What about the rest of the county? Is the clerk not responsible for performing financial functions for the county?”
Rein said he is very concerned about the problem of continuing to write checks for any budget without any current financial data.

“Would you agree that puts a lot of us in a very bad situation?” asked Rein.
“Sometimes people get behind,” replied Searight. “And sometimes there is a very good reason for that.”

The tax roll

She said it was common for the county treasurer to fall behind in October in issuing the tax roll.

“We do the tax roll and the treasurer sends out the statements,” Searight said adding that her office is currently on top of the tax roll. “We are just about ready to solidify the value,” she said.
Searight added that there are about three or four steps left in the process and that the county cannot set the mill levy until those procedures are completed.

“We are all under the gun,” Searight said. “The commissioners and our office and nearly everyone in the county are trying to make due with what we have.”
She also reiterated that the tax roll will be ready barring any holdups.
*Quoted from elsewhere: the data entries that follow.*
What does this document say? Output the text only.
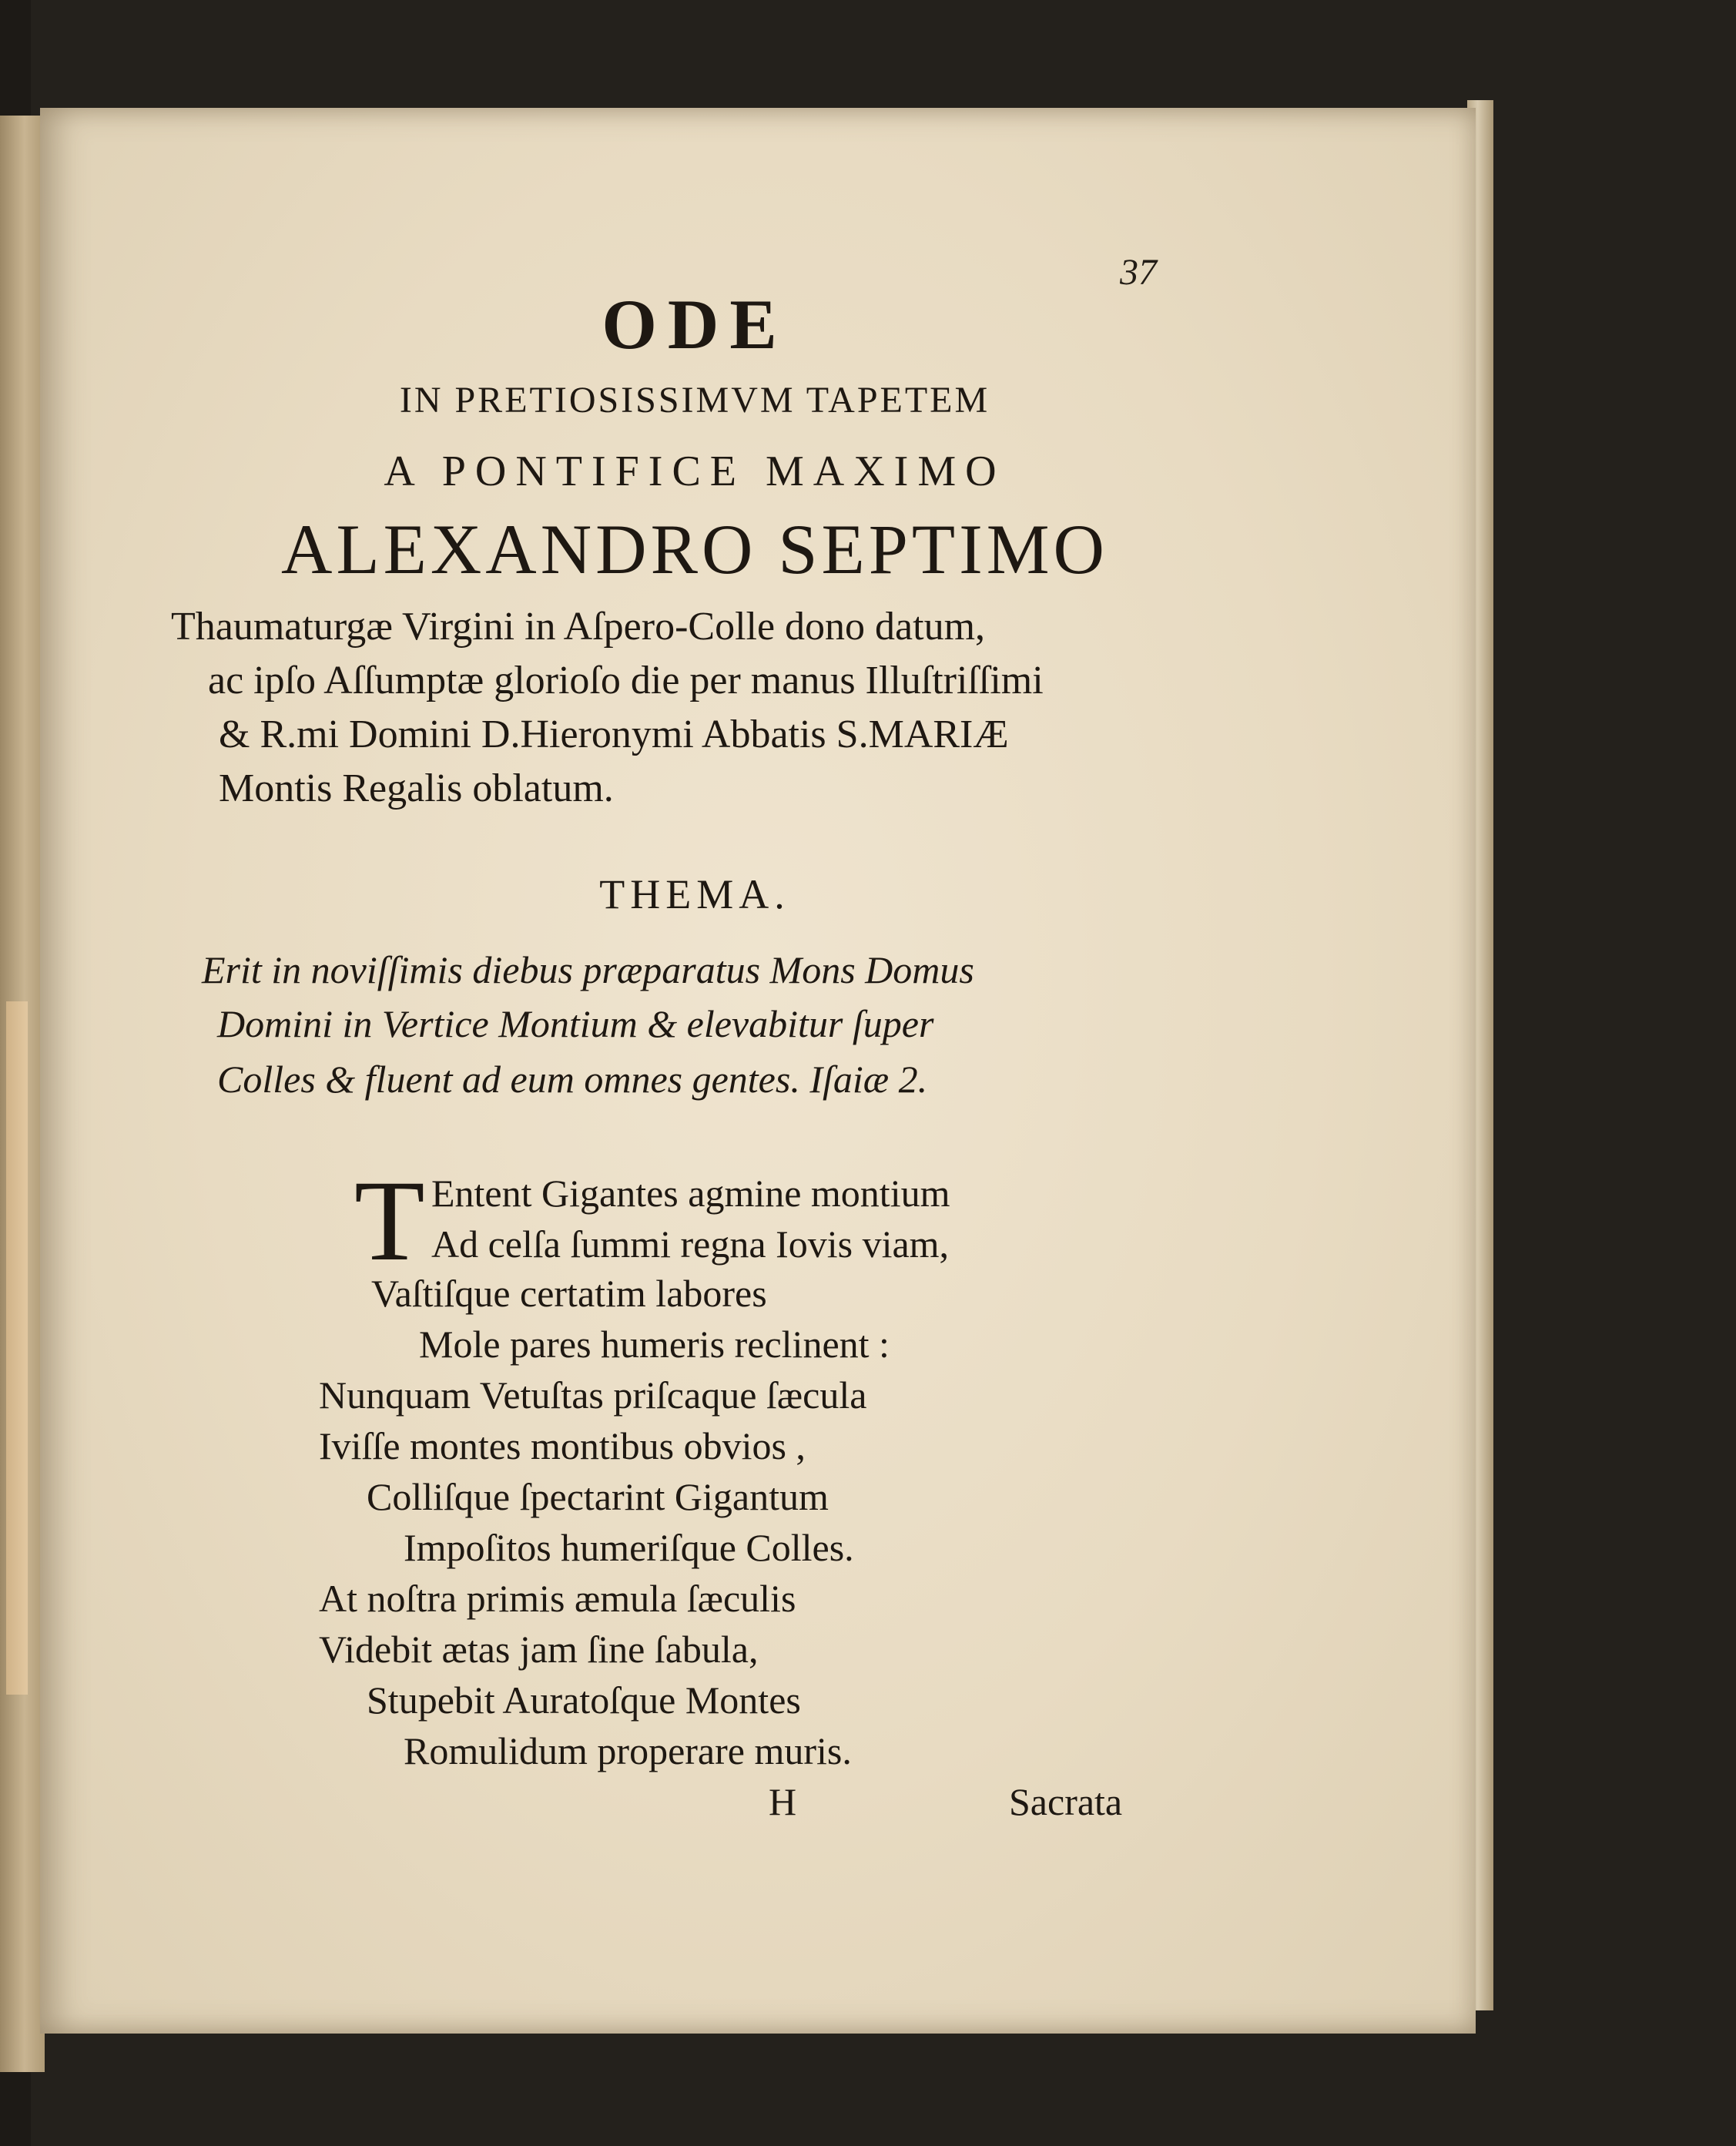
37
ODE
IN PRETIOSISSIMVM TAPETEM
A PONTIFICE MAXIMO
ALEXANDRO SEPTIMO
Thaumaturgæ Virgini in Aſpero-Colle dono datum,
ac ipſo Aſſumptæ glorioſo die per manus Illuſtriſſimi
& R.mi Domini D.Hieronymi Abbatis S.MARIÆ
Montis Regalis oblatum.
THEMA.
Erit in noviſſimis diebus præparatus Mons Domus
Domini in Vertice Montium & elevabitur ſuper
Colles & fluent ad eum omnes gentes. Iſaiæ 2.
T Entent Gigantes agmine montium
Ad celſa ſummi regna Iovis viam,
Vaſtiſque certatim labores
Mole pares humeris reclinent :
Nunquam Vetuſtas priſcaque ſæcula
Iviſſe montes montibus obvios ,
Colliſque ſpectarint Gigantum
Impoſitos humeriſque Colles.
At noſtra primis æmula ſæculis
Videbit ætas jam ſine ſabula,
Stupebit Auratoſque Montes
Romulidum properare muris.
H	Sacrata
“How do you propose we move forward if we do not have the absolute knowledge that our financial reports are current and accurate?” asked Rein. “It’s difficult to work off of, as far as we know, information that is only closed through Aug. 31.”
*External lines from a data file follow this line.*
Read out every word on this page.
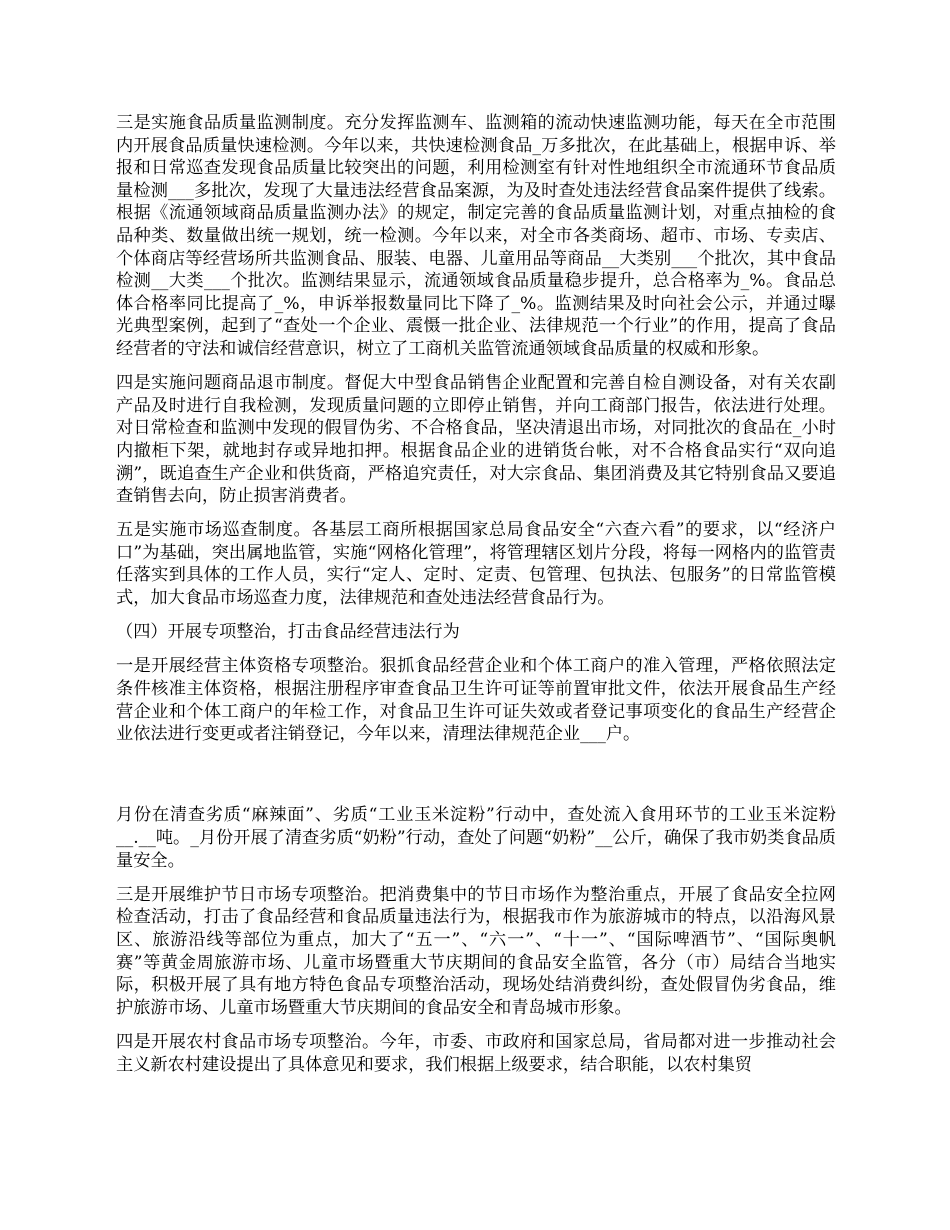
三是实施食品质量监测制度。充分发挥监测车、监测箱的流动快速监测功能，每天在全市范围内开展食品质量快速检测。今年以来，共快速检测食品_万多批次，在此基础上，根据申诉、举报和日常巡查发现食品质量比较突出的问题，利用检测室有针对性地组织全市流通环节食品质量检测___多批次，发现了大量违法经营食品案源，为及时查处违法经营食品案件提供了线索。根据《流通领域商品质量监测办法》的规定，制定完善的食品质量监测计划，对重点抽检的食品种类、数量做出统一规划，统一检测。今年以来，对全市各类商场、超市、市场、专卖店、个体商店等经营场所共监测食品、服装、电器、儿童用品等商品__大类别___个批次，其中食品检测__大类___个批次。监测结果显示，流通领域食品质量稳步提升，总合格率为_%。食品总体合格率同比提高了_%，申诉举报数量同比下降了_%。监测结果及时向社会公示，并通过曝光典型案例，起到了“查处一个企业、震慑一批企业、法律规范一个行业”的作用，提高了食品经营者的守法和诚信经营意识，树立了工商机关监管流通领域食品质量的权威和形象。

四是实施问题商品退市制度。督促大中型食品销售企业配置和完善自检自测设备，对有关农副产品及时进行自我检测，发现质量问题的立即停止销售，并向工商部门报告，依法进行处理。对日常检查和监测中发现的假冒伪劣、不合格食品，坚决清退出市场，对同批次的食品在_小时内撤柜下架，就地封存或异地扣押。根据食品企业的进销货台帐，对不合格食品实行“双向追溯”，既追查生产企业和供货商，严格追究责任，对大宗食品、集团消费及其它特别食品又要追查销售去向，防止损害消费者。

五是实施市场巡查制度。各基层工商所根据国家总局食品安全“六查六看”的要求，以“经济户口”为基础，突出属地监管，实施“网格化管理”，将管理辖区划片分段，将每一网格内的监管责任落实到具体的工作人员，实行“定人、定时、定责、包管理、包执法、包服务”的日常监管模式，加大食品市场巡查力度，法律规范和查处违法经营食品行为。

（四）开展专项整治，打击食品经营违法行为

一是开展经营主体资格专项整治。狠抓食品经营企业和个体工商户的准入管理，严格依照法定条件核准主体资格，根据注册程序审查食品卫生许可证等前置审批文件，依法开展食品生产经营企业和个体工商户的年检工作，对食品卫生许可证失效或者登记事项变化的食品生产经营企业依法进行变更或者注销登记，今年以来，清理法律规范企业___户。

月份在清查劣质“麻辣面”、劣质“工业玉米淀粉”行动中，查处流入食用环节的工业玉米淀粉__.__吨。_月份开展了清查劣质“奶粉”行动，查处了问题“奶粉”__公斤，确保了我市奶类食品质量安全。

三是开展维护节日市场专项整治。把消费集中的节日市场作为整治重点，开展了食品安全拉网检查活动，打击了食品经营和食品质量违法行为，根据我市作为旅游城市的特点，以沿海风景区、旅游沿线等部位为重点，加大了“五一”、“六一”、“十一”、“国际啤酒节”、“国际奥帆赛”等黄金周旅游市场、儿童市场暨重大节庆期间的食品安全监管，各分（市）局结合当地实际，积极开展了具有地方特色食品专项整治活动，现场处结消费纠纷，查处假冒伪劣食品，维护旅游市场、儿童市场暨重大节庆期间的食品安全和青岛城市形象。

四是开展农村食品市场专项整治。今年，市委、市政府和国家总局，省局都对进一步推动社会主义新农村建设提出了具体意见和要求，我们根据上级要求，结合职能，以农村集贸
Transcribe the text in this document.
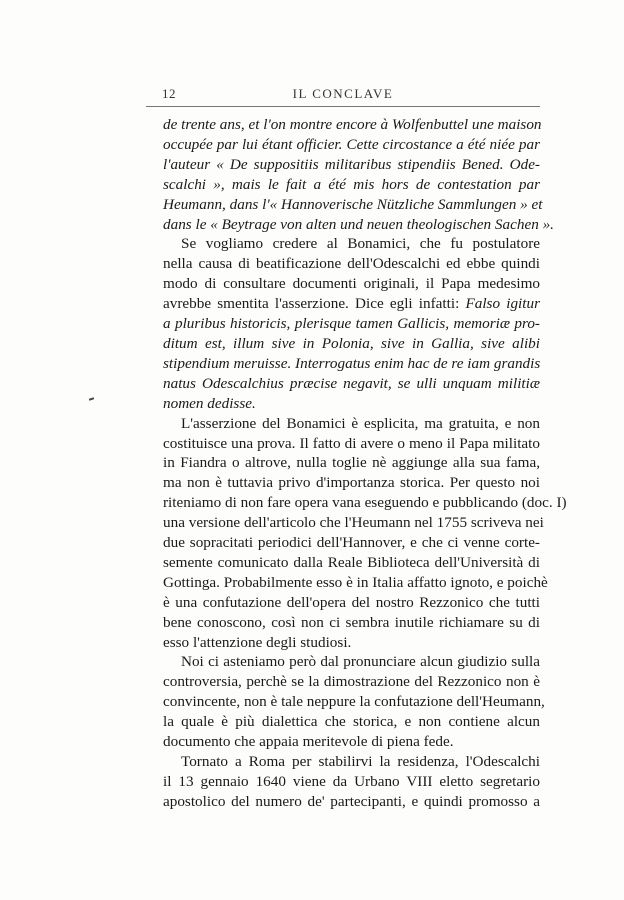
12	IL CONCLAVE
de trente ans, et l'on montre encore à Wolfenbuttel une maison
occupée par lui étant officier. Cette circostance a été niée par
l'auteur « De suppositiis militaribus stipendiis Bened. Ode-
scalchi », mais le fait a été mis hors de contestation par
Heumann, dans l'« Hannoverische Nützliche Sammlungen » et
dans le « Beytrage von alten und neuen theologischen Sachen ».
Se vogliamo credere al Bonamici, che fu postulatore
nella causa di beatificazione dell'Odescalchi ed ebbe quindi
modo di consultare documenti originali, il Papa medesimo
avrebbe smentita l'asserzione. Dice egli infatti: Falso igitur
a pluribus historicis, plerisque tamen Gallicis, memoriæ pro-
ditum est, illum sive in Polonia, sive in Gallia, sive alibi
stipendium meruisse. Interrogatus enim hac de re iam grandis
natus Odescalchius præcise negavit, se ulli unquam militiæ
nomen dedisse.
L'asserzione del Bonamici è esplicita, ma gratuita, e non
costituisce una prova. Il fatto di avere o meno il Papa militato
in Fiandra o altrove, nulla toglie nè aggiunge alla sua fama,
ma non è tuttavia privo d'importanza storica. Per questo noi
riteniamo di non fare opera vana eseguendo e pubblicando (doc. I)
una versione dell'articolo che l'Heumann nel 1755 scriveva nei
due sopracitati periodici dell'Hannover, e che ci venne corte-
semente comunicato dalla Reale Biblioteca dell'Università di
Gottinga. Probabilmente esso è in Italia affatto ignoto, e poichè
è una confutazione dell'opera del nostro Rezzonico che tutti
bene conoscono, così non ci sembra inutile richiamare su di
esso l'attenzione degli studiosi.
Noi ci asteniamo però dal pronunciare alcun giudizio sulla
controversia, perchè se la dimostrazione del Rezzonico non è
convincente, non è tale neppure la confutazione dell'Heumann,
la quale è più dialettica che storica, e non contiene alcun
documento che appaia meritevole di piena fede.
Tornato a Roma per stabilirvi la residenza, l'Odescalchi
il 13 gennaio 1640 viene da Urbano VIII eletto segretario
apostolico del numero de' partecipanti, e quindi promosso a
Searight said that the county could have an update through September after solving what she called a balancing glitch. 

“We will pretty much be in line with what our budgets should be and are working on a plan to get everything else up to date. We feel like the cash and money are there,” Searight said.
Rein said that the board cannot move forward based on a “feeling that the money is there.”

“So we continue to write checks without updated statements. Is that your recommendation?” he asked Searight.

She said that is something the board will need to work out with an accountant.
“Then we have to pay them additional money,” said Rein.

Staffing shortage

McNett then referred back to the list of questions submitted to Searight on Sept. 24, specifically if the clerk’s office is capable of completing its required duties with its current staffing level.

“I believe the answer to that is ‘no’,” Searight said. “I am short of help.”
Rein asked Searight if she advertised for help. She said the commissioners did not want her to hire additional support staff.

“We did not say that,” said Rein. “Because we have concerns about our financial situation county-wide, what we said was do not hire without prior consent of the board.” Rein added that overtime was not to be granted without board consent. “You obviously ignored that,” Rein told Searight. “Why didn’t you come to us by letter or email or phone call on Monday when we’re meeting and simply make a request to hire some additional help? Then we could address why you are understaffed in the first place.”

“I think we’ve come to an end of the meeting of the minds on this issue,” Searight said. She repeated her previous statement that her office is “under the gun” but reiterated that she will be able to facilitate the November general election.
“I am going to continue to serve the people of Pawnee County,” Searight said. “I have never been put in this position before and I think you (the board) should be rethinking what you’re doing.”
“Once again you have leveled more allegations against this board,” Rein said before the conversation ended. “You continue to make vague statements on issues but you refuse to elaborate. I’ll leave it at that.”